In his own campaigns, Obaseki has specifically been pointing out special areas his government has taken very seriously and would continue to improve upon if elected. He said that through EDOBEST (Edo Basic Education Sector Transformation) and expansion of infrastructure in terms of roads, his administration has taken the state from where he met it, adding that he would consolidate on these gains in his second term.
“The sectors that are of priority to us are those that affect our people,” he said. “First is education and infrastructure; those, for us, are what we call sine qua non: the things we must do, particularly education, and we are focusing on basic education. We are renewing our education system; we are making sure that the children now learn. So, it is not just enough for the children to go to school, they must learn while in school. We have trained over 11,000 teachers.
“Technical education is another area of priority. In infrastructure, we are investing in creating an enabling environment for businesses to thrive and to make sure that there is law and order. And to make sure that the judicial system works, we are putting a lot of emphasis on human training, on human capacity. We have things like innovation hub where people are encouraged about farming, and try their hands in technology.”
Still dwelling on his past record as a feat that would guide his future performance, the Governor said: “We have the experience that our opponent does not have. Our radical reforms have given us a solid foundation to build on. We will tackle security challenges in the state.

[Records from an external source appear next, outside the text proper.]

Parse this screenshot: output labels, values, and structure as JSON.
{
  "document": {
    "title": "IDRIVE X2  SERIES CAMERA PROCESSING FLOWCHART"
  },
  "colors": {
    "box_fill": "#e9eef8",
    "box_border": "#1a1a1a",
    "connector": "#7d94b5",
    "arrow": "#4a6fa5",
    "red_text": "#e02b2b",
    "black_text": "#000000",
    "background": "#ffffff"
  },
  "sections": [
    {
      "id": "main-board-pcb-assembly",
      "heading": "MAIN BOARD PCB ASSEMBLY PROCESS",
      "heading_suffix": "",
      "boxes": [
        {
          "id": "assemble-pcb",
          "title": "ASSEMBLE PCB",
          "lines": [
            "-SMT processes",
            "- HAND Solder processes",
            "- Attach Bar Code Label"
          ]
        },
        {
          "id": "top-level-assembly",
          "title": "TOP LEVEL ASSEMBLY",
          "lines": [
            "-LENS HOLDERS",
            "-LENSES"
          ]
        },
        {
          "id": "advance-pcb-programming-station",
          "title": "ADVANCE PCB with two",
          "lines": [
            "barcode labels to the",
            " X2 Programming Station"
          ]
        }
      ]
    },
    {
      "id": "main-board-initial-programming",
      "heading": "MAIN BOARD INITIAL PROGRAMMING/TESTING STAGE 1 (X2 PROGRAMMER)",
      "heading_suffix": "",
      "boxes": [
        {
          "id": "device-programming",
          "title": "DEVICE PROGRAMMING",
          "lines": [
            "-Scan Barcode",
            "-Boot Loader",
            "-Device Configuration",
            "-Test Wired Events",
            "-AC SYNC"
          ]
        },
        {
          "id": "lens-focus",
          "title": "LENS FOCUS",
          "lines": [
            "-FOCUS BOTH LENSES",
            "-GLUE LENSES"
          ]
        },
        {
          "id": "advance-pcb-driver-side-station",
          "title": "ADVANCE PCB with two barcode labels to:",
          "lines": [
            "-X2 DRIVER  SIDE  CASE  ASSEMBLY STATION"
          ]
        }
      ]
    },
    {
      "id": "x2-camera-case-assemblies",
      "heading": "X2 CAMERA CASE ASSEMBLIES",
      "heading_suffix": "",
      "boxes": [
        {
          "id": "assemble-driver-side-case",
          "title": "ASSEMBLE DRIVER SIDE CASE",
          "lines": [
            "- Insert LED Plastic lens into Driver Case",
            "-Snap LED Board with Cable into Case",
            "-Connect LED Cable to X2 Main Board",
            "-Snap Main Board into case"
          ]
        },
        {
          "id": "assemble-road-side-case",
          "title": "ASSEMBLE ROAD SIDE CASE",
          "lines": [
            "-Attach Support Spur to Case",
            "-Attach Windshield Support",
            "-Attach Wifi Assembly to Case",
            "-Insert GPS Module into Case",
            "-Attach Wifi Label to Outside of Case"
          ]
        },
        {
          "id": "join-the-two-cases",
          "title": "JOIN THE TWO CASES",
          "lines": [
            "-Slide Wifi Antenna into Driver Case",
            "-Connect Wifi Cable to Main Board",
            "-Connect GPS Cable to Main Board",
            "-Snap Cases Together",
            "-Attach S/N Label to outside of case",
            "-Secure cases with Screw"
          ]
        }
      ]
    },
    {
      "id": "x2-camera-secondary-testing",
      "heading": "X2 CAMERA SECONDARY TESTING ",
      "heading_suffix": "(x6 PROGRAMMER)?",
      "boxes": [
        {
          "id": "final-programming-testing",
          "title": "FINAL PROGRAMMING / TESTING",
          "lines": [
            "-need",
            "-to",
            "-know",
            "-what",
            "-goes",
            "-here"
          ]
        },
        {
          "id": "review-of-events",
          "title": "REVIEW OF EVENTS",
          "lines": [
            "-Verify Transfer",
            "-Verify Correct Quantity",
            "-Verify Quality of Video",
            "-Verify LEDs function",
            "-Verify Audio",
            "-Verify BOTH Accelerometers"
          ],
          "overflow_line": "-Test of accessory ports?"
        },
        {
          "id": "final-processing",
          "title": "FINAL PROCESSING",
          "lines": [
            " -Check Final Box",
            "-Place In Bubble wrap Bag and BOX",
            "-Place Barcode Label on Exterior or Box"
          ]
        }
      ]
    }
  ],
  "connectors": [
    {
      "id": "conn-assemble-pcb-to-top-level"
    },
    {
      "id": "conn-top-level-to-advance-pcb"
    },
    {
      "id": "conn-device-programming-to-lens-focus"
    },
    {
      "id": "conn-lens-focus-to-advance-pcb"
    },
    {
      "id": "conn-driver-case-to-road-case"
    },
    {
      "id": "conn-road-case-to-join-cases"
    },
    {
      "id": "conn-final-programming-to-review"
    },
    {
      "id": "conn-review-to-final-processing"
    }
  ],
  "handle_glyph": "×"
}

“I am seeking re-election because we have started a revolution of development in the last three years and eight months to make governance relevant to Edo people. We pay civil servants and pensioners on time because we have prioritized their well-being and have trained our teachers to be digital compliance. Now our children are learning well. We have improved on infrastructure and we would do more.”
Somehow, Ize-Iyamu could not bank on the legacy of his number one supporter, Adams Oshiomhole, who, as a former governor, has some projects to market. It’s all part of the incongruities of switching parties for purposes of election. Hoping that the electorate is lost regarding the facts.